Man gewinnt den Eindruck, der Klimawandel wäre völlig aus der Wahrnehmung verschwunden, zugleich passieren jetzt all jene Dinge, die immer für unmöglich gehalten wurden – das Runterfahren der Schwerindustrie, viele Flugzeuge und Kreuzfahrtschiffe bleiben am Boden oder im Hafen.
Ich finde es bemerkenswert, dass den Medizinern in der Notsituation wesentlich besser zugehört wird als früher den Klimaforschern. Trotzdem sollte man auch diese Lektion ernst nehmen: Die Politik kann, wenn es drauf ankommt, auf Experten hören. Und sie kann vehement eingreifen. Man muss aber auch die Kosten dieser Maßnahmen bedenken, die Einschränkung der Freiheit. Offensichtlich ist die Politik nicht machtlos. Wenngleich ich mir auch nicht vorstellen kann, dass man solche Maßnahmen viel länger als bis Ostern durchhalten kann.

Warum?
Die Leute werden irgendwann durchdrehen. Was sich jetzt an dramatischen Lebenssituationen in Wohnungen abspielt, ist gefährlich.

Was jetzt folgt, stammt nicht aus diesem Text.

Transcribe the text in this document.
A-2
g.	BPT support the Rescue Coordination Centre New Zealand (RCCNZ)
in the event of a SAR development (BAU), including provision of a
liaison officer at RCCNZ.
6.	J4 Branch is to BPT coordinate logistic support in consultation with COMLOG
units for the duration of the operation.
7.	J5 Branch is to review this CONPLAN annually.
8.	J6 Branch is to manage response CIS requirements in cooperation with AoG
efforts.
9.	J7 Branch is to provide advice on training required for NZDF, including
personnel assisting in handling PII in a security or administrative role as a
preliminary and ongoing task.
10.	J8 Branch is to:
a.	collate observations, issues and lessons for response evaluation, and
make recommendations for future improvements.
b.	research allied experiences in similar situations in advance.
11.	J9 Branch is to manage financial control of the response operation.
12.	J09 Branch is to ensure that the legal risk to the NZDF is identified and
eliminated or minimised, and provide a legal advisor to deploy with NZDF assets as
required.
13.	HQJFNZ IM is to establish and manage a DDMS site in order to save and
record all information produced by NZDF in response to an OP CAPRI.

Und die Wirtschaft wird es nicht aushalten. Am Ende wird es brutale Abwägungsprozesse geben müssen: Wie lange mute ich der Wirtschaft das zu? Wir werden eine Rezession erleben, im Vergleich dazu war die Finanzkrise vermutlich ein leichtes Hüsteln.

Wo ist die Grenze zwischen einem naiven, fröhlich-unbekümmerten optimistischen Blick auf die Krise und der Hoffnung, dass sich alles zum Besseren wendet?
Optimismus geht davon aus, dass schon alles gut wird. Wer hofft, kann sich aber ein Scheitern vorstellen. Wer hofft, will, dass sich die Welt verändert. Es gibt den Spruch, der Pessimist sei der einzige Mist, auf dem nichts wächst. Das gilt auch für den Optimisten, der fühlt sich gar nicht zum Handeln aufgerufen. Hoffnung ist viel kritischer, aber auch viel aktivistischer. Im Bereich des Klimawandels etwa halte ich blinden Technikoptimismus für ungeheuer schädlich und gefährlich.

Wo verorten Sie den Optimisten in der Corona-Krise?
Ich kenne niemanden, der jetzt wirklich optimistisch ist. Es herrscht große Betroffenheit und Furcht. Viele von uns sind in die Wohnungen eingesperrt und zu Inaktivismus gezwungen. In der Politik sehe ich den sehr ernsthaften Versuch, diese Krise zu bewältigen.

Es wird ein Leben nach Corona geben. Soll der Einzelne sich jetzt schon damit beschäftigen?
Ich bin hoffnungsfroh, dass wir als Gesellschaft etwas lernen. Wenn man 30, 40, 50 wird, fragt man sich auch, was man gemacht hat und was man noch erreichen will. Man denkt über sich nach. Ich will die Lage jetzt nicht schönreden: Aber es gibt jetzt zumindest die Chance, Sachen zu hinterfragen – so wie an einem runden Geburtstag.

Sie sind selbstständig und fallen dieser Tage um alle Ihre Einnahmen um. Worauf hoffen Sie?
Ich bin guter Dinge, dass vieles, das ich jetzt nicht machen kann, im Herbst wieder funktionieren wird.